Our rural communities are considered by the majority to be political safe spaces (this is true in Germany as much as it is in the US). If you run into trouble — your car gets stuck in a ditch during a snowstorm, say — you want to be able to rely on others in town to help you out. So you don’t speak too openly about divisive politics. When I say talking about politics is considered impolite, this is what I mean. The influential role of the community stems directly from the psychological need for belonging and in the US, where towns and villages can often be tiny and distant, it’s important to feel as though you are a part of something. You don’t want to offend anyone. The Canadian tv show Schitt’s Creek is an incredible example of this.

It’s this urge to fit in that created the surge in political branding that we’ve seen this year — as someone mentioned during the event, lawn signs are huge and obnoxiously omni-present. They’ve always existed but not to this extent and it’s absolutely not something you’d have seen in Germany before (although the Refugees Welcome and now No Neighborhood for Racism has shifted that). Yet they play an important role: the signs are a way of signaling your position within the community. They represent your brand values in a world where people have been told to view themselves less as individuals and more as personal brands. They also lead those of the minority opinion to remain silent in order to retain their position in the community. This is only possible, however, for those whose skin color isn’t politicized.

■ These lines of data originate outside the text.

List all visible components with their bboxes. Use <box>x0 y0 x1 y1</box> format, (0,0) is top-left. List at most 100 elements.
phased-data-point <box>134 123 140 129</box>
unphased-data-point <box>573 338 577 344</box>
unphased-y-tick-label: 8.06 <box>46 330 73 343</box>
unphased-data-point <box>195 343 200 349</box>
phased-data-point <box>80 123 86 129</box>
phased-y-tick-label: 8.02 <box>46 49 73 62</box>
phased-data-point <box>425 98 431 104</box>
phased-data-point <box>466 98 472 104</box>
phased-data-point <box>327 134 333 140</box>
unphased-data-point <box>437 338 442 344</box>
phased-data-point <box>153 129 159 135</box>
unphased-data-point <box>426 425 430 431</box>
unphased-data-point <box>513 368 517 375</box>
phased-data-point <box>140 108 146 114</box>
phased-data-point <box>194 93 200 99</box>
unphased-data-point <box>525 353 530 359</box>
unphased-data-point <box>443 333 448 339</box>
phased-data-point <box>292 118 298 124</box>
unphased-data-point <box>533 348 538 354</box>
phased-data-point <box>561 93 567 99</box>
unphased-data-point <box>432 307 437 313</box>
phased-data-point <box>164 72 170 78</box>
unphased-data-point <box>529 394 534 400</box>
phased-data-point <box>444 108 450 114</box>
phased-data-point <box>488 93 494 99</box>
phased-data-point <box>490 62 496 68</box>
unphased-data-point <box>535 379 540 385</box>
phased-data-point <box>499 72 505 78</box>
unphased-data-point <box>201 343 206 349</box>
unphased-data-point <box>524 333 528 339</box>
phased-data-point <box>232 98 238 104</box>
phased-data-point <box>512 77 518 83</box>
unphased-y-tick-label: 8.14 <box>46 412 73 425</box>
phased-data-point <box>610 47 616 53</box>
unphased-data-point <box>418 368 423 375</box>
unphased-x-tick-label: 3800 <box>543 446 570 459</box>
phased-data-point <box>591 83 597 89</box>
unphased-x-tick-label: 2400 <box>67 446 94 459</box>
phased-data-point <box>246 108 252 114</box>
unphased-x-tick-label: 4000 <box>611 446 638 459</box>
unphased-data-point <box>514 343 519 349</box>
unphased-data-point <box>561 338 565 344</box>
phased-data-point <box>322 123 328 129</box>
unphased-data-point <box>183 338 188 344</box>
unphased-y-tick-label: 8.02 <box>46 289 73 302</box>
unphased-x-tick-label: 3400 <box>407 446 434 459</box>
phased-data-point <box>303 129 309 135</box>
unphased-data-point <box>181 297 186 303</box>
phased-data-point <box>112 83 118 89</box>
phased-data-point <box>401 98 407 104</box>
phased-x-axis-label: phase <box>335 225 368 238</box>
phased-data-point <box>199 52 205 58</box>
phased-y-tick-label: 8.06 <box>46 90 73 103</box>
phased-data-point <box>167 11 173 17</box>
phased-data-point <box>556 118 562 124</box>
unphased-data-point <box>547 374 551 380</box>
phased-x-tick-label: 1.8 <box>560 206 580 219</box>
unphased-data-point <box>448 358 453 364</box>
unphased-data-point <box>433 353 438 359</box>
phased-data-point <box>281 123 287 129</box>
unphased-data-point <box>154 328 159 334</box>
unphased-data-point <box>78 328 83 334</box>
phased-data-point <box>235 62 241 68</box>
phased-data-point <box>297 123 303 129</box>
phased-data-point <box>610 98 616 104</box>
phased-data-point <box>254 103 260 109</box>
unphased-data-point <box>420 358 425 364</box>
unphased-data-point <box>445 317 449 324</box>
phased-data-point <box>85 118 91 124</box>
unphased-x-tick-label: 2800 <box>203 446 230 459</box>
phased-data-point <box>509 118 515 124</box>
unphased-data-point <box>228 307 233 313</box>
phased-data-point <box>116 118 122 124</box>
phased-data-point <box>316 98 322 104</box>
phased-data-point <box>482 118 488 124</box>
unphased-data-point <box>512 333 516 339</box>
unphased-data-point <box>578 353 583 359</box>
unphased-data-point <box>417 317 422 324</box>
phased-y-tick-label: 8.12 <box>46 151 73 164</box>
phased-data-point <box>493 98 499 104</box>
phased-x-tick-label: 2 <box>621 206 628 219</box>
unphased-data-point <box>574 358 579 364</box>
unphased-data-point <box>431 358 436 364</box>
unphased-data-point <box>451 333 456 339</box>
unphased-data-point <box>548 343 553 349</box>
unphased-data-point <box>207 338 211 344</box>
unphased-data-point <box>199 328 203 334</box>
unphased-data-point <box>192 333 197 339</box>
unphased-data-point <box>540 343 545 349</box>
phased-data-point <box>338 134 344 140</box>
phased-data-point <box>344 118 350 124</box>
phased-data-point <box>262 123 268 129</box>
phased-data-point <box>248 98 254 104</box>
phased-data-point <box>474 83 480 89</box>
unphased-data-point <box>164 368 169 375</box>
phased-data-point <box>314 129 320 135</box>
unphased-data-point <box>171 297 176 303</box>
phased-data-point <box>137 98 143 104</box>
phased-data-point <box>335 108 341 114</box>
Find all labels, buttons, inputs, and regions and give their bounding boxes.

Politics reveals itself in other ways in these communities. If you consider yourself political and want to advocate for change, the quickest way to make inroads is at the local level, running for school boards and so on. School boards are not seen as political, even if the decisions they make about education inherently are. You can talk about school choice at the dinner table but you don’t talk about the privatization of the public school system there if you consider yourself apolitical.

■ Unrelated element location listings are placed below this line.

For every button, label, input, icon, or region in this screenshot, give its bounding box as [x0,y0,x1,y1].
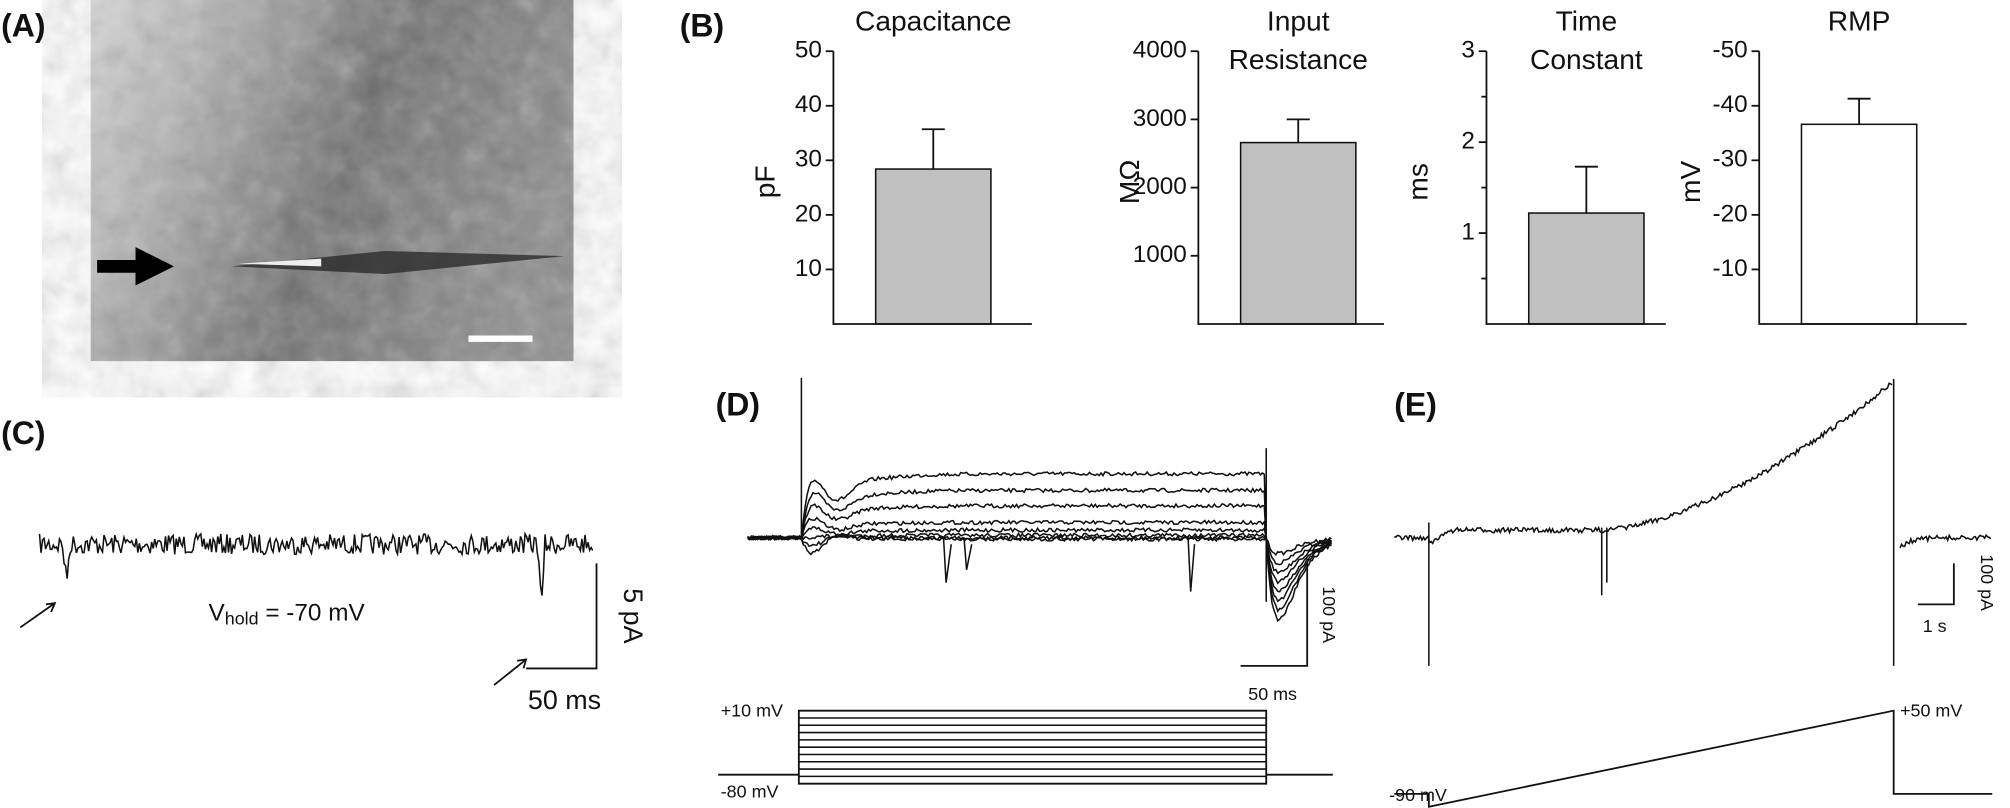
protocol [718,709,1333,785]
panel-e: 100 pA 1 s +50 mV -90 mV [1389,554,1997,808]
y-tick-label: 2000 [1133,173,1187,200]
panel-label: (E) [1394,387,1437,423]
panel-label: (B) [680,8,724,44]
y-tick-label: -30 [1713,146,1748,173]
y-tick-label: 20 [795,200,822,227]
scale-label: 50 ms [1248,684,1297,704]
y-tick-label: -10 [1713,255,1748,282]
chart-title: Time [1556,4,1618,36]
protocol [1394,709,1993,808]
y-tick-label: 30 [795,146,822,173]
trace [747,487,1332,566]
y-tick-label: 1 [1461,218,1475,245]
axis [1197,51,1385,325]
chart-title: RMP [1828,4,1891,36]
bar [1527,212,1645,325]
trace [747,525,1332,593]
voltage-label: -90 mV [1389,785,1447,805]
panel-c: 5 pA 50 ms Vhold = -70 mV [19,563,648,715]
annotation: hold [225,608,259,628]
panel-label: (A) [1,8,45,44]
panel-label: (C) [1,415,45,451]
micrograph [90,0,574,362]
trace [747,534,1333,613]
y-tick-label: -40 [1713,91,1748,118]
trace [38,531,594,596]
scale-label: 50 ms [528,685,601,715]
trace [1899,533,1992,549]
panel-d: 100 pA 50 ms +10 mV -80 mV [718,563,1339,801]
trace [1428,379,1895,666]
trace [800,377,1267,602]
annotation: Vhold = -70 mV [209,600,366,628]
scale-bar [526,563,598,670]
panel-label: (D) [716,387,760,423]
chart-title: Input [1267,4,1330,36]
y-axis-label: ms [1401,163,1433,201]
y-tick-label: 3000 [1133,105,1187,132]
annotation: = -70 mV [259,600,366,627]
voltage-label: -80 mV [721,781,779,801]
y-tick-label: 40 [795,91,822,118]
chart-title: Constant [1530,43,1643,75]
y-tick-label: 2 [1461,128,1475,155]
chart-title: Resistance [1229,43,1368,75]
y-tick-label: 1000 [1133,241,1187,268]
scale-bar [1240,563,1309,667]
y-axis-label: MΩ [1113,160,1145,205]
trace [747,531,1333,603]
y-tick-label: 10 [795,255,822,282]
trace [747,502,1332,575]
bar [1239,141,1357,325]
chart-title: Capacitance [855,4,1012,36]
bar [874,168,992,325]
scale-bar [1918,563,1955,606]
annotation: V [209,600,226,627]
trace [1394,382,1893,545]
scale-label: 5 pA [618,588,648,643]
trace [747,533,1332,623]
y-tick-label: 3 [1461,37,1475,64]
axis [832,51,1032,325]
scale-label: 100 pA [1977,554,1997,611]
arrow [19,602,528,686]
bar [1800,123,1918,325]
voltage-label: +10 mV [721,701,783,721]
y-axis-label: mV [1674,160,1706,202]
voltage-label: +50 mV [1900,701,1962,721]
trace [747,516,1332,585]
axis [1758,51,1967,325]
trace [746,470,1332,556]
y-tick-label: -20 [1713,200,1748,227]
scale-label: 1 s [1923,616,1947,636]
scale-label: 100 pA [1319,586,1339,643]
y-tick-label: -50 [1713,37,1748,64]
y-tick-label: 4000 [1133,37,1187,64]
y-axis-label: pF [748,165,780,198]
y-tick-label: 50 [795,37,822,64]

This also explains why polling is off. If you think your view or vote will not fit with your neighbors’ or even your husband’s expectation, you’re not going to openly express that view. You certainly won’t do it in a conversation with a stranger. Opening up this conversation, as many of us have done with our families and friends over the last several years, has led to greater rifts than maintaining silence ever did.

I’m sure there are lessons in all of this, whatever the outcome. But these are a few thoughts I shared on Tuesday. Hope you enjoyed.